In the previous syntheses, moreover, they mixed health subjects and patients. On the contrary, our study tried to avoid bias from conceptual heterogeneity by focusing on healthy subjects. For instance, the best synthesis in recent years included trials by Bautista et al. [30] and Schwab et al. [64], but we did not include those trials because they recruited patients with diabetes or hypercholesterolemia [9]. Thus, pooled results in the present study may be more precise and our findings may be more appropriate for healthy population. Furthermore, we carefully reviewed all trials to avoid overestimating. For example, in a previous meta-analysis, the synthesis double-counted results from the same trial by the study team of Herron et al. [38,39,48,49,50]. Similarly, a trial by the study team of Greene et al. was also double-counted [6,46,57]. The double-counted results may have resulted in overestimates and inaccuracies. That is why our pooled results of HDL-c differed from previous syntheses because of the differences in conceptual heterogeneities and data sources between our synthesis and previous meta-analyses as described in this paragraph.

4.4. Limitations

There were some limitations to this study because of potential biases in the synthesis. The intervention duration of the included studies were all within a year. We could not conclude results for longer intervention times. Next, we could not determine the foods accompanying the eggs in every included study.

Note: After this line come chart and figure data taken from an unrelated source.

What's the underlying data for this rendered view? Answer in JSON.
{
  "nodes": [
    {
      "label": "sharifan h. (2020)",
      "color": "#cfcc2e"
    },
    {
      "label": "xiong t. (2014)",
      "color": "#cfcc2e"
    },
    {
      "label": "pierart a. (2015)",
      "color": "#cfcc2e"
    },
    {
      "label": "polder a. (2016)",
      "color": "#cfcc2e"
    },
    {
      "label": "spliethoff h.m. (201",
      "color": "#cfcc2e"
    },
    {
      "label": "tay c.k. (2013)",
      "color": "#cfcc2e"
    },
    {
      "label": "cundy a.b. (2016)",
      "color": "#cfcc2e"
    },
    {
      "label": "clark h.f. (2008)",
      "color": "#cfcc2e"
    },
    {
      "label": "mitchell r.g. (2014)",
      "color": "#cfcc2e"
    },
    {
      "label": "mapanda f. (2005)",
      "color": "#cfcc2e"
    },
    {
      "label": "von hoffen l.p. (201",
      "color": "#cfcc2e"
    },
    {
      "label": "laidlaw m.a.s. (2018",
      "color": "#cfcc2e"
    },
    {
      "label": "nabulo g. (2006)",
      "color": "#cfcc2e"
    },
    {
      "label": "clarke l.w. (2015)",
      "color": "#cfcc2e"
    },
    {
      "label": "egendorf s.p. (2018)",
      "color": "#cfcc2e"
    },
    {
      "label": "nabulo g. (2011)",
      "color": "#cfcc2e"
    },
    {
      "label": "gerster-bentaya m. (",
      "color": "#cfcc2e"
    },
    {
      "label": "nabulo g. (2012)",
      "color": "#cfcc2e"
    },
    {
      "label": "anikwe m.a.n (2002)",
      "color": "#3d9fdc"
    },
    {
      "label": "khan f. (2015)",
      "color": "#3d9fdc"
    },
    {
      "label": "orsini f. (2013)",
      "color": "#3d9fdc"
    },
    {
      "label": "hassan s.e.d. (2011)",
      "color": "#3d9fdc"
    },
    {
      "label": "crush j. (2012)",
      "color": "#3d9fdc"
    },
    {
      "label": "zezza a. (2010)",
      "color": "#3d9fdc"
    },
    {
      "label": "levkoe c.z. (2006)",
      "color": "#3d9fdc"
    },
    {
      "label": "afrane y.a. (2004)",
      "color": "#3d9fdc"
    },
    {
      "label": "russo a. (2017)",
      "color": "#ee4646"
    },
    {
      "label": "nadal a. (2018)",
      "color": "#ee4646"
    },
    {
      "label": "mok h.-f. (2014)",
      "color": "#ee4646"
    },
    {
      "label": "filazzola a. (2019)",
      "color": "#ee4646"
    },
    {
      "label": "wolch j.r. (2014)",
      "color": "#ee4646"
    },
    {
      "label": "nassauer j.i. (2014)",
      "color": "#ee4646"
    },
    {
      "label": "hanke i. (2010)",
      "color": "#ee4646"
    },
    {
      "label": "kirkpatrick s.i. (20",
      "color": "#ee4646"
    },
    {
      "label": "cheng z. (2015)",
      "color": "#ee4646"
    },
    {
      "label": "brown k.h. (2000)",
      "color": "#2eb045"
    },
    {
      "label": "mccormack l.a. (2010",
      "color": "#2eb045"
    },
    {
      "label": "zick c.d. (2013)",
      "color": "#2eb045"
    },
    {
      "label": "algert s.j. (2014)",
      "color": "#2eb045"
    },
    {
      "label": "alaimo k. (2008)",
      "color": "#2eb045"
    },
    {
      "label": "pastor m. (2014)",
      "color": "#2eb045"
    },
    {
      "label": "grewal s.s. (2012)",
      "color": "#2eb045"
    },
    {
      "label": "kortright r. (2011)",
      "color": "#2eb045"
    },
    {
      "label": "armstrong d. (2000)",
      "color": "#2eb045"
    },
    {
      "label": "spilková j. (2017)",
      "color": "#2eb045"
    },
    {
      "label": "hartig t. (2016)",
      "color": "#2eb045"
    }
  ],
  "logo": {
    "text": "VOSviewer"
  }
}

Different background diets may have influenced the results. However, we excluded the intervention that may influence the cholesterol level, we could not tell whether there is other factors due to insufficient information [26]. Then, due to the variation between included studies, MEC group have different amount of egg consumption. However, we used subgroup analysis to explain the result, ≥ three-egg group still had variation. Finally, the LDL-c/HDL-c ratio was the main estimation used to assess the risk of cardiovascular diseases [12]. Not every included study reported the LDL-c/HDL-c value. Thus, we had to estimate the LDL-c/HDL-c value in several studies.

5. Conclusions

Based on available evidence, this is the largest meta-analysis in exploring the impact of egg consumption on LDL-c/HDL-c ratio among healthy subjects and reveals that more eggs consumed per day may influence cardiovascular disease risks by increasing LDL-c and the LDL-c/HDL-c ratio. Notably, longer-term high egg-consumption may lead to higher LDL-c/HDL-c ratio and LDL-c. However, RCTs with long tern follow-up are needed to guarantee the association between egg consumption and human health.